= Bath treatment (fishkeeping) =

Disease treatments in fish cultures

Bath treatments are easy to carry out disease treatments that originated since the earliest days of goldfish culture. One of the most effective procedure is called the salt bath which is quite effective in eradicating ciliated parasites from the fish. However, there are also useless, thus not recommended, bath treatments such as the use of certain antibiotics or vitamins in the bath. Bath treatment can either be short-term (a "dip") or long-term (from a few hours to 12 or 24 hours or longer).

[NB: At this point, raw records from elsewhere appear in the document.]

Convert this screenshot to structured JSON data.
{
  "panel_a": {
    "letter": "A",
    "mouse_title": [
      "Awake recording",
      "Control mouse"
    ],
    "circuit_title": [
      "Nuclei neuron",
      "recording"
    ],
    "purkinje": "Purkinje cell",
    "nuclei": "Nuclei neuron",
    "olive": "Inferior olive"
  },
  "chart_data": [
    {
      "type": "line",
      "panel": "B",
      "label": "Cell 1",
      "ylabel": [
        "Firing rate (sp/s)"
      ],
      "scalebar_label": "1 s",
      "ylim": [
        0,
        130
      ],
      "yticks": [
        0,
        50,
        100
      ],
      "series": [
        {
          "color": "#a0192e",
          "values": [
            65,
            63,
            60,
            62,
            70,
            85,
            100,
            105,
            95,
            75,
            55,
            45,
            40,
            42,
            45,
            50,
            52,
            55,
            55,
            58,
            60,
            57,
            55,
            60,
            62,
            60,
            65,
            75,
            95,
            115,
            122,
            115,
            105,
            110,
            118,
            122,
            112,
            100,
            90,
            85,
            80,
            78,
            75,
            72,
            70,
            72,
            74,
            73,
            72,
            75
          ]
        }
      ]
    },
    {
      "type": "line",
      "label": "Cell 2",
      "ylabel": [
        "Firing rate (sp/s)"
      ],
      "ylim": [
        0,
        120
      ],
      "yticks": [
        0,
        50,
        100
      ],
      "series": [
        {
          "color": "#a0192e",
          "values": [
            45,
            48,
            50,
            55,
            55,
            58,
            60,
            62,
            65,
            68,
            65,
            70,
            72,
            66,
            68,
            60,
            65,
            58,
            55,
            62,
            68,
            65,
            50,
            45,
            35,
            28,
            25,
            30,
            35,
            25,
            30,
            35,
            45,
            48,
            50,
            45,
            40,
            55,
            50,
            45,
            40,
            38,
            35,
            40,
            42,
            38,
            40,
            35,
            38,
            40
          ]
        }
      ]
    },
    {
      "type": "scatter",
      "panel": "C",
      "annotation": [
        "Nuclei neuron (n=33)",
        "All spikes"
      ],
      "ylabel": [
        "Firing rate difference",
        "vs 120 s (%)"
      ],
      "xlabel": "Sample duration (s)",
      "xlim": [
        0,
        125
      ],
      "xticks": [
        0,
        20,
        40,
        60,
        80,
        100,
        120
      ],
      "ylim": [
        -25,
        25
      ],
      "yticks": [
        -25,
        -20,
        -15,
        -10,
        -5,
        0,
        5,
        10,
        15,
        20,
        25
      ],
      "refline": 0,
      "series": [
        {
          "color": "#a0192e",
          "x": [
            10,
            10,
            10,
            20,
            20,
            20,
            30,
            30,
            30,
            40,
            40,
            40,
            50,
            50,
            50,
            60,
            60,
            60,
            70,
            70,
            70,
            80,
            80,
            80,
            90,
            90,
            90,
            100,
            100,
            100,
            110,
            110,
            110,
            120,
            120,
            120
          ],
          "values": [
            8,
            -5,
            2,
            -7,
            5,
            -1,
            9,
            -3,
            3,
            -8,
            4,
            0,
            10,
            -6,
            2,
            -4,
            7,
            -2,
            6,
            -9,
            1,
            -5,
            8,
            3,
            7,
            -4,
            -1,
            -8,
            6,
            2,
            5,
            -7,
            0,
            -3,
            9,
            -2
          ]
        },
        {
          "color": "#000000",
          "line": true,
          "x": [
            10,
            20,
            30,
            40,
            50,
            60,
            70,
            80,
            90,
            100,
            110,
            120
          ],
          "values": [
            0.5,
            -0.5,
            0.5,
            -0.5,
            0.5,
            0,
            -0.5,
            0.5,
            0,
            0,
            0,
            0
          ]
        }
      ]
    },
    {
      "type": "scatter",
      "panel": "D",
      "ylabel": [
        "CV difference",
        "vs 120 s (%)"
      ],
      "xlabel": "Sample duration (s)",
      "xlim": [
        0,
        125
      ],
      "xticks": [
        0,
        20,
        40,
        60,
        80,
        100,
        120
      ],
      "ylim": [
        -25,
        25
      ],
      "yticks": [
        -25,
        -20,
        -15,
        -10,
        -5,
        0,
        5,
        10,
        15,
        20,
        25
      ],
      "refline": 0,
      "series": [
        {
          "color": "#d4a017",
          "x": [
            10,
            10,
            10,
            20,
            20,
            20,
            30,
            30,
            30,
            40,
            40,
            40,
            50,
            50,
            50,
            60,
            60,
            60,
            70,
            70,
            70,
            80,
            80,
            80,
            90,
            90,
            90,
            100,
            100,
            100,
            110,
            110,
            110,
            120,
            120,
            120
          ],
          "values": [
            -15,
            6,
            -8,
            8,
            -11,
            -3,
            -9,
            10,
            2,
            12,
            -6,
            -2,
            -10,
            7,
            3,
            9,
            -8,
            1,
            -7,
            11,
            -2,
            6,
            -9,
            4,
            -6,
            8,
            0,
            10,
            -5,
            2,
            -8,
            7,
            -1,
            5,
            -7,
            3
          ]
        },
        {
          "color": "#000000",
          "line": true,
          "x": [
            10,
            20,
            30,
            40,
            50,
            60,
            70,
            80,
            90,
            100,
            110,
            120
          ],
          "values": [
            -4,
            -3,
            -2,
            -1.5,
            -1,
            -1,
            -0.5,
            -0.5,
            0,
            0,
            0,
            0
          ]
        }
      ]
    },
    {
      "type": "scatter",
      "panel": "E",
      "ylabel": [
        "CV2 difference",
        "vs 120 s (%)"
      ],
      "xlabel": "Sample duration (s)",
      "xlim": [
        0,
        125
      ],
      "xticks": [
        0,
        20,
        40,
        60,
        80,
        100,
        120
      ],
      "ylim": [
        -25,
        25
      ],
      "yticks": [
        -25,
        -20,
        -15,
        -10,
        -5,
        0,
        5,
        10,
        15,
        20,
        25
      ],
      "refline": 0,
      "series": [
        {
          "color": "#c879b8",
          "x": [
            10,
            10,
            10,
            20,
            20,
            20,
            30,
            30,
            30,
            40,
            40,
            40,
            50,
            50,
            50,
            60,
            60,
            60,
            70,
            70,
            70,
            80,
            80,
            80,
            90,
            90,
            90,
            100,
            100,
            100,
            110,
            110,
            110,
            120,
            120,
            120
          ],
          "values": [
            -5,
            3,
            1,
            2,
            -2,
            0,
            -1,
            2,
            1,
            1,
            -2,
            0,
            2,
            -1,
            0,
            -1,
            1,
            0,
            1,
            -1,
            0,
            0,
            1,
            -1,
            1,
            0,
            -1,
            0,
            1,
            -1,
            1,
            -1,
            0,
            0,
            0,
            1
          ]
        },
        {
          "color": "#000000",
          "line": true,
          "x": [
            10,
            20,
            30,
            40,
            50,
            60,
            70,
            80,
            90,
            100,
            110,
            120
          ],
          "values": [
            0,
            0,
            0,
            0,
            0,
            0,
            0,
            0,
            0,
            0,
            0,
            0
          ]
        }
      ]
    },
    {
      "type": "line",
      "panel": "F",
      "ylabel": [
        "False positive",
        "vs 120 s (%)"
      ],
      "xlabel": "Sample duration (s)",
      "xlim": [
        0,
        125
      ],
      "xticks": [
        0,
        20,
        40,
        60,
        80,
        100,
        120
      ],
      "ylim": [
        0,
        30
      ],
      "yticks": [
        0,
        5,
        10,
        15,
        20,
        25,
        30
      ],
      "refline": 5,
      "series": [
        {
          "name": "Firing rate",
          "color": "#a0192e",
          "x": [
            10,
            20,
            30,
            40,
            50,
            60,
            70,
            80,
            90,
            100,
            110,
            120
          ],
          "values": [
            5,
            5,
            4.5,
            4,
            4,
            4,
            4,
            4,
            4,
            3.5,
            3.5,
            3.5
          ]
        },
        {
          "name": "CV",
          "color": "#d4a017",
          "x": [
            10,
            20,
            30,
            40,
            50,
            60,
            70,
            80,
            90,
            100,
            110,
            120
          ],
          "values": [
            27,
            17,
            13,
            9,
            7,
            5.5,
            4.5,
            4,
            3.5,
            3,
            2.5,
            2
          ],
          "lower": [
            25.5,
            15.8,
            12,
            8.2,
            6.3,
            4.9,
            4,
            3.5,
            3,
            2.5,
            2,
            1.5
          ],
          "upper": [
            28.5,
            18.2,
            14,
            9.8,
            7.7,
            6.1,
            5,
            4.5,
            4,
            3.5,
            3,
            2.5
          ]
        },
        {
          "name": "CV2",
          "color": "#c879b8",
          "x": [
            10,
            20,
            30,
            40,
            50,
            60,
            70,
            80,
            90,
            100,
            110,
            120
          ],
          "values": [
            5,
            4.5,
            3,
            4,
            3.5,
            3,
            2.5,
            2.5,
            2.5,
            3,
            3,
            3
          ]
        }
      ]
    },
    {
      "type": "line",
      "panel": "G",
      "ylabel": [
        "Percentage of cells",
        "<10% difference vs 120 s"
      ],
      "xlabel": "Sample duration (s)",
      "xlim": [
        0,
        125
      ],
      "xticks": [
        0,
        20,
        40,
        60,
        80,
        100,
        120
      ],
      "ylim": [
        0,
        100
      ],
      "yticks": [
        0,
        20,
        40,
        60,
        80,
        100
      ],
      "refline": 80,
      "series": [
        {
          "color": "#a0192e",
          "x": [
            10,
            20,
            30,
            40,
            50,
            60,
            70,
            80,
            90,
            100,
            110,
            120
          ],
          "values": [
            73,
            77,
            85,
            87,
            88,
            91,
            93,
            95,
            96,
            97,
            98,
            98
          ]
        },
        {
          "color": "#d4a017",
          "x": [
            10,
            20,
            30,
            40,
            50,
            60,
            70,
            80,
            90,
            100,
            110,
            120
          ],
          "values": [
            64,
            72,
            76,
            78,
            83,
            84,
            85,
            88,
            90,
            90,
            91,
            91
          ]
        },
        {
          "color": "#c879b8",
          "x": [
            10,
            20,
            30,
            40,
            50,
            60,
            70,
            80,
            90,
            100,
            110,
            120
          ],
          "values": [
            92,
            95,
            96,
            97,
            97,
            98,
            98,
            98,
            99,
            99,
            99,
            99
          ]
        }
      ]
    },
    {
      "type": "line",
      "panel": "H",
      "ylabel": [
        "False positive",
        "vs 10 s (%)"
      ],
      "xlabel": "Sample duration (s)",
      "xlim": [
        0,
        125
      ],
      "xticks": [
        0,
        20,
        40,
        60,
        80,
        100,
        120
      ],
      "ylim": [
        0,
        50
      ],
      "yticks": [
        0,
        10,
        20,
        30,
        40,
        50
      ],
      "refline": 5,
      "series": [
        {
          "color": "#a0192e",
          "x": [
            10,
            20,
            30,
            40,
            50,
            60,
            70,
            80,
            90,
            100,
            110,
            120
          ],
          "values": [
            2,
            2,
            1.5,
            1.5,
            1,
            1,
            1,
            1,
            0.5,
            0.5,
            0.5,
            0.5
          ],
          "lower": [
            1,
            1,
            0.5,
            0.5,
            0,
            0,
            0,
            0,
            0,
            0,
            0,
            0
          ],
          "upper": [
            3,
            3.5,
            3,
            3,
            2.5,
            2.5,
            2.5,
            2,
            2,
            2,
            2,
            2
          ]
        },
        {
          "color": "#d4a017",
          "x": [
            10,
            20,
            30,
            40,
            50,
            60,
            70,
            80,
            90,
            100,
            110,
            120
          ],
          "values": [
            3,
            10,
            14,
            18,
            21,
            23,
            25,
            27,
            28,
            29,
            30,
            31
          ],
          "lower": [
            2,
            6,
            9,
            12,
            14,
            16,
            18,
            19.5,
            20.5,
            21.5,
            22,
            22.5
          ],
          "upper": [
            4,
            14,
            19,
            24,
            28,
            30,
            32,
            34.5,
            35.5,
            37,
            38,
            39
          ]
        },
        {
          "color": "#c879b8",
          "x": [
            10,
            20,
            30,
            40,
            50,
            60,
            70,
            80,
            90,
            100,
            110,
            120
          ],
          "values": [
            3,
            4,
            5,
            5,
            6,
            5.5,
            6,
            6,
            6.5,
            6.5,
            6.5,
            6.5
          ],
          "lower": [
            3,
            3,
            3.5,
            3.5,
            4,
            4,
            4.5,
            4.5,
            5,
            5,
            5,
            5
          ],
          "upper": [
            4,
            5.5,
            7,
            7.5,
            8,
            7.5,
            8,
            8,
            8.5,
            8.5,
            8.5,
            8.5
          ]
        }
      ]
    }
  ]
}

A number of medications and water treatments are used in this way. Salt is the most effective bath treatment, and is used to eliminate ciliated protozoan parasites (including ich in small fish); also used to curb the absorption of nitrite, and to reduce the osmotic pressure exerted by fresh-water on any hole in the skin or gill. Potassium permanganate and ionic copper are used to treat similar ailments.

Various antibiotics, such as metronidazole and furan are used in aquarium care. Formalin, formaldehyde gas in water, is used to as a fungicide and treatment against some bacterial infections, ciliated protozoans and flukes.

Synthetic antiparasitics such as Lufenuron, Praziquantel, and Chloramine-T are sometimes used in bath treatments, as are insecticides like Diflubenzuron. Organic dyes such as malachite green, methylene blue and acriflavine are also used to treat parasites and fungal infections.